A User-Generated Documentation of the Exhibition
An exhibition displays works of art in a certain location for a limited amount of time, to which interested viewers are required to travel. The printed medium – the book – is the tool traditionally used to extend the reach and scope of the exhibition, thanks to its mobile characteristics, but also to enrich it with a tangible quality. It enables visitors to bring home a physical reminder of the exhibition, while allowing non-attendees to get an impression of the show. The traditional publication linked to an exhibition – a catalogue – is usually an expensive, printed book displaying high-quality images, reproductions of the works of art exhibited at the museum or gallery. A catalogue is not a documentation per se of an exhibition, but an index of the displayed works of art. Produced before the opening of an exhibition, it is designed to be read in a unique manner, corresponding to the respective curator’s or editor’s approach. Yet, the publication appears to be experienced in quite a different way from that of the exhibition itself, which is a personal experience for each visitor in terms of time, space, and attention. The proposal here is not to neglect existing catalogues, which exist in their own right, but to consider a new kind of publication, serving as a link between an exhibition and its visitors. Anticipating the remembrance of an ultimately fleeting experience, this documentation is to record the variety of user involvement in a show. Although the content of the exhibited works of art is of primary interest to viewers, they are also affected by other factors, such as space, time, and personal background. As a result, each experience is unique and personal. Thus, the main topic of this thesis is to investigate the triadic relationship between an exhibition, its visitors, and the associated publication. Arguing for the “increasingly important role of the public as participant (or activator)”, a new book could be read “literally as a quasi-gallery: a three-dimensional structure offering spatio-temporal experiences”, and thus, it is hoped, encourage a more democratic approach to art.

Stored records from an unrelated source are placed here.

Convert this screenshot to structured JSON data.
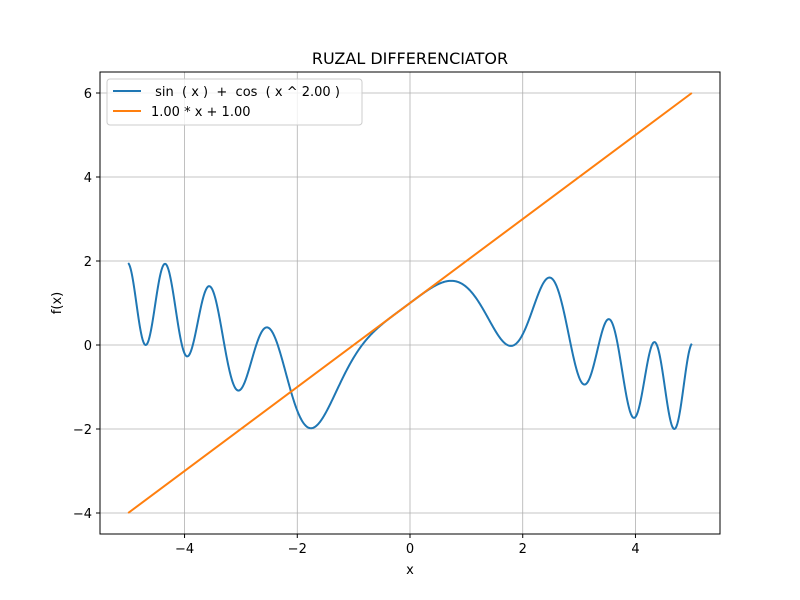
{
  "chart_data": {
    "type": "line",
    "title": "RUZAL DIFFERENCIATOR",
    "xlabel": "x",
    "ylabel": "f(x)",
    "xlim": [
      -5.5,
      5.5
    ],
    "ylim": [
      -4.5,
      6.5
    ],
    "x_ticks": [
      -4,
      -2,
      0,
      2,
      4
    ],
    "y_ticks": [
      -4,
      -2,
      0,
      2,
      4,
      6
    ],
    "x_tick_labels": [
      "−4",
      "−2",
      "0",
      "2",
      "4"
    ],
    "y_tick_labels": [
      "−4",
      "−2",
      "0",
      "2",
      "4",
      "6"
    ],
    "grid": true,
    "legend_position": "top-left",
    "series": [
      {
        "name": " sin  ( x )  +  cos  ( x ^ 2.00 )",
        "color": "#1f77b4",
        "x_range": [
          -5,
          5
        ],
        "note_values_at": {
          "x": [
            -5,
            -4.72,
            -4.33,
            -3.95,
            -3.56,
            -3.03,
            -2.54,
            -1.75,
            0,
            0.73,
            1.76,
            2.47,
            3.14,
            3.51,
            3.99,
            4.32,
            4.7,
            5
          ],
          "y": [
            1.95,
            0.0,
            1.93,
            -0.25,
            1.4,
            -1.05,
            0.42,
            -1.99,
            1.0,
            1.53,
            -0.01,
            1.6,
            -0.9,
            0.62,
            -1.72,
            0.06,
            -1.98,
            0.03
          ]
        }
      },
      {
        "name": "1.00 * x + 1.00",
        "color": "#ff7f0e",
        "x": [
          -5,
          5
        ],
        "y": [
          -4,
          6
        ]
      }
    ]
  }
}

The research is applied to a specific art form, that of photography. In fact, all media – photography, video, painting, or installations, etc. – captivate their respective visitors in different ways. Photography exhibitions tend to be quite traditional, expecting visitors to look at works of art, one after the other, guided by the curator’s subjective positioning. The book would counteract this factor by grasping the multiplicity of visitor experiences, adding an interactive value to the exhibition.

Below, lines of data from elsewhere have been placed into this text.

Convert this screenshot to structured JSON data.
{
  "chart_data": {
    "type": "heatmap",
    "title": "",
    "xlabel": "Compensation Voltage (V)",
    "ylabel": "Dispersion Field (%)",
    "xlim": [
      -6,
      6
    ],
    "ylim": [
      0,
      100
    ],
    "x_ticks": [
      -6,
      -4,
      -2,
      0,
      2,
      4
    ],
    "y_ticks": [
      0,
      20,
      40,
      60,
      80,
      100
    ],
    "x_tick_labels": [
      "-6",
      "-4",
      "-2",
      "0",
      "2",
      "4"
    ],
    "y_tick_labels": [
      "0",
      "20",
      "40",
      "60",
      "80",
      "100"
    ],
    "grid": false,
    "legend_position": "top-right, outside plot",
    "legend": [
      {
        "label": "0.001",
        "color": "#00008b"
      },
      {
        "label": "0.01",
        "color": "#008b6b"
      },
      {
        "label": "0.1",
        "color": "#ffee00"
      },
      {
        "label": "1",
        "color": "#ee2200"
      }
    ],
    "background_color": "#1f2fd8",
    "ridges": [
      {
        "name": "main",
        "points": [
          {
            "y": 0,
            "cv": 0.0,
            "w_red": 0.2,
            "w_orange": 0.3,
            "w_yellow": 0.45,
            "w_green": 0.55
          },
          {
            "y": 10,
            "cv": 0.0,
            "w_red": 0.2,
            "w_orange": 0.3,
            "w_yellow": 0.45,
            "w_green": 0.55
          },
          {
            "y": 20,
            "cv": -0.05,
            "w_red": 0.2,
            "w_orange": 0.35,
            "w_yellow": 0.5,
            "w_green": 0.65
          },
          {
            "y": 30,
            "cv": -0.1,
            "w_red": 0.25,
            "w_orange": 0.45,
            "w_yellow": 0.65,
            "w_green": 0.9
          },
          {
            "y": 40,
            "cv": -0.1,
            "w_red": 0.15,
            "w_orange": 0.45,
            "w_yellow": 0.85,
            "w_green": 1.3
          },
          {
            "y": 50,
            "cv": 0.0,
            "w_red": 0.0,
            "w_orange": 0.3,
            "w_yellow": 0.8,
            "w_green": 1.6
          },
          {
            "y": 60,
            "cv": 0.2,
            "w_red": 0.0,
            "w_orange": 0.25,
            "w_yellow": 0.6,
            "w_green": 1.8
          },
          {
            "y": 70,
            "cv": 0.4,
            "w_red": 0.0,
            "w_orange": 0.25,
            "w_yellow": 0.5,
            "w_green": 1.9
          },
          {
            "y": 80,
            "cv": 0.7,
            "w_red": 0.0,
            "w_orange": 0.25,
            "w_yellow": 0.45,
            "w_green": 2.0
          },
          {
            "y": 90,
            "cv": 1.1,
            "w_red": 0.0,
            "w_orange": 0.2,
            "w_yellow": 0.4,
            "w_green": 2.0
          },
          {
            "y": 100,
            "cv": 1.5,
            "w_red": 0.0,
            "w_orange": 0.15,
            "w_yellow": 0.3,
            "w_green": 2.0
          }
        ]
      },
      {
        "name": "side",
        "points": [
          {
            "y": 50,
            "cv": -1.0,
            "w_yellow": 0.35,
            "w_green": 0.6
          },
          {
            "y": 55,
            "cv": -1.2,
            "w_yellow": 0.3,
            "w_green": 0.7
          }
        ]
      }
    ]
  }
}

Finally, while acknowledging the competition carried out by today’s digital culture, the study questions in what ways the printed documentation can still be valid. In the social-media era we are living in, should editors not also embrace user-generated trends, which so passionately argue for multiple points of view? Alongside documenting the exhibition in a more relevant manner, the ultimate goal of this research will be to develop a publication which encourages a democratization of art, suggesting “The Death of the Author (and hence the birth of the reader)”.